Two roads diverged in a wood, and I—
I took the one less traveled by,
And that has made all the difference.
(From “The Road Less Taken” by Robert Frost.)
I read that Nelson Mandela has died at the age of 95. You’d get that overall impression if you turned on the radio, the TV or the Internet anytime in the last two days. His resume, depending upon who does the editing and interpretation tells of a great man or evil communist. I’d choose Option C and suggest he was both. The real question would be “At what part of his life are you discussing the man?”
As a younger man, Mandela is probably guilty of being aligned with the Soviet Union’s effort to effect world revolution. When the ANC did violent things, they frequently did them with Soviet AK-47s. Go to Barnes and Noble.com, search “Nelson Mandela” and you’ll be rewarded with How to be a Good Communist.. It’s tough to deny the man was a communist when he was considerate enough to write us a how-to manual on being one.
Then again, context here is king. Who else was fighting to help Black South Africans get out of their ghettos? Mandela had to choose between two evils. He picked what he sincerely believed to be the lesser of two evils.
It’s shopworn humor to encourage people to vote for Cthulhu and not wimp out, but few of us are ever under the same constraints that Mandela dealt with as a young man. Al Sharpton runs his mouth about Apartheid, Nelson Mandela spent a significant chunk of his adult life (27 years!) in a nasty jail because of it. I’ll opine here that Nelson Mandela would not have been as adamantly pro-Communist if he had known better what was happening in Russia or Cuba or if he had been presented with a better menu of ideologies to choose from.
Of course, this all sounds like smarmy justification of an “acceptable liberal.” It smacks of Gov. Christie’s bro-mance with Obama here in the United States. If you didn’t know me well, you could almost accuse me of selling out so that people would like me and believe I was sensitive. It’s not until we compare what Mandela did with power to what Robert Mugabe in next-door Zimbabwe did with the same opportunity that we can take a fair and accurate measure of how much better Nelson Mandela was as a human being and a leader than most of his generation of African leaders.
USA Today does a good job of boiling down the proper eulogies to one useful paragraph. Here’s the two-minute version of why Nelson Mandela was several standard deviations superior to the typical Post-Colonial African Dictator.
South Africans know, for example, that when Mandela was imprisoned on Robben Island, South Africa’s Alcatraz, he was taunted by white jailers and denied most privileges. He responded by doing whatever it took to become friends with those jailers. They know that when he was finally freed in 1990, he worked with white President F.W. de Klerk to keep whites from fleeing, to prevent a wave of racial violence. They know that when Mandela won the first democratic elections in 1994, he appointed de Klerk his deputy and kept many whites in the government, the exact opposite of the cruel, kick-them-out revenge others wanted. They know he established Truth and Reconciliation Commissions, offering amnesty for the truth. And that he used sports to promote reconciliation, encouraging blacks to support the once-hated Springboks, South Africa’s white rugby team. And how, after just one term as president, he stepped down.

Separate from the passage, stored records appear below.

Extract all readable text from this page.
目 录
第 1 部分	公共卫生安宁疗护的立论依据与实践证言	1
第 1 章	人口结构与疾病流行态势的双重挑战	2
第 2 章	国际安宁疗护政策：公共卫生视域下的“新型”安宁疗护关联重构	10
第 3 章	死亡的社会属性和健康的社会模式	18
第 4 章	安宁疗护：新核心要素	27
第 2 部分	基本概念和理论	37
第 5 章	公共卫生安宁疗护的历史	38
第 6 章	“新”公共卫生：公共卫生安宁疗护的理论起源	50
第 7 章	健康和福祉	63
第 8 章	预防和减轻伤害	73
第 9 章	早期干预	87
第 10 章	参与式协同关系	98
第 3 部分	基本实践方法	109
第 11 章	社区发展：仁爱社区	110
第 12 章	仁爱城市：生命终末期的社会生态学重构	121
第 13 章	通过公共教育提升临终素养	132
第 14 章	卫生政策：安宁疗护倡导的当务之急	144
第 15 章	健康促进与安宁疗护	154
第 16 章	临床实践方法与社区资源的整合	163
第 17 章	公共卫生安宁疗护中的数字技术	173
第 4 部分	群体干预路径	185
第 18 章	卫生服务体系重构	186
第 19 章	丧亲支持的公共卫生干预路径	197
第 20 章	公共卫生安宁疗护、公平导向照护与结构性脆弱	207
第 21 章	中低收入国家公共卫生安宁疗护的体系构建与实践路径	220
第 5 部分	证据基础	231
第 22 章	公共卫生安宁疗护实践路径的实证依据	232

By contrast, USA Today could write the following about Robert Mugabe and be just as accurate. President Mugabe has been in power, in one form or another, since 1980. He is as willing to hand over the reins of power as Edward, Hammer of The Scots. Mugabe’s version of Mandela’s Truth and Reconciliation Commissions involved the 5th Brigade of The Zimbabwe Army. The 5th Bde was trained up to peak efficiency by the open-hearted North Koreans and then turned loose to execute Operation Gukurahundi. About 20,000 civilians guilty of the felony of not supporting Mugabe were reconciled with taking a long, happy dirt-nap. After several years and several mass graves full of Gukurahundi, Mugabe was “rewarded” for his efforts with a mass-exodus of white people and an inflation rate that requires higher mathematics to quantify and compute.
One fan of Former-President Mandela eulogized him as “The Anti-Mugabe.” If I were a close-friend or a member of the Mandela Family, I’d take that one and be proud of the old man. Activist/Rock Star Bono described humor, humility and ability to compromise as Mandela’s fundamental character traits. That would make the old, African Communist vastly more qualified to run The US Senate than Harry Reid.
Detractors accurately point out that Nelson Mandela did not exactly make Post-Apartheid South African heaven upon Earth. Unemployment is over 20%. Mandela’s successors to power have been far less forgiving of the Apartheid Regime than Mandela was as president. South Africa has a murder epidemic worthy of Flint, MI and an HIV rate worthy of Petersburg, VA. That is all true, but all out of context.
To understand what good he accomplished, one has to examine what South Africa could have become instead. Post-Apartheid South Africa was one or two really bad decisions away from being The Post-Kurtz Congolese Republic. Nelson Mandela should be congignly celebrated for preventing that tragedy from occurring while he still remained alive.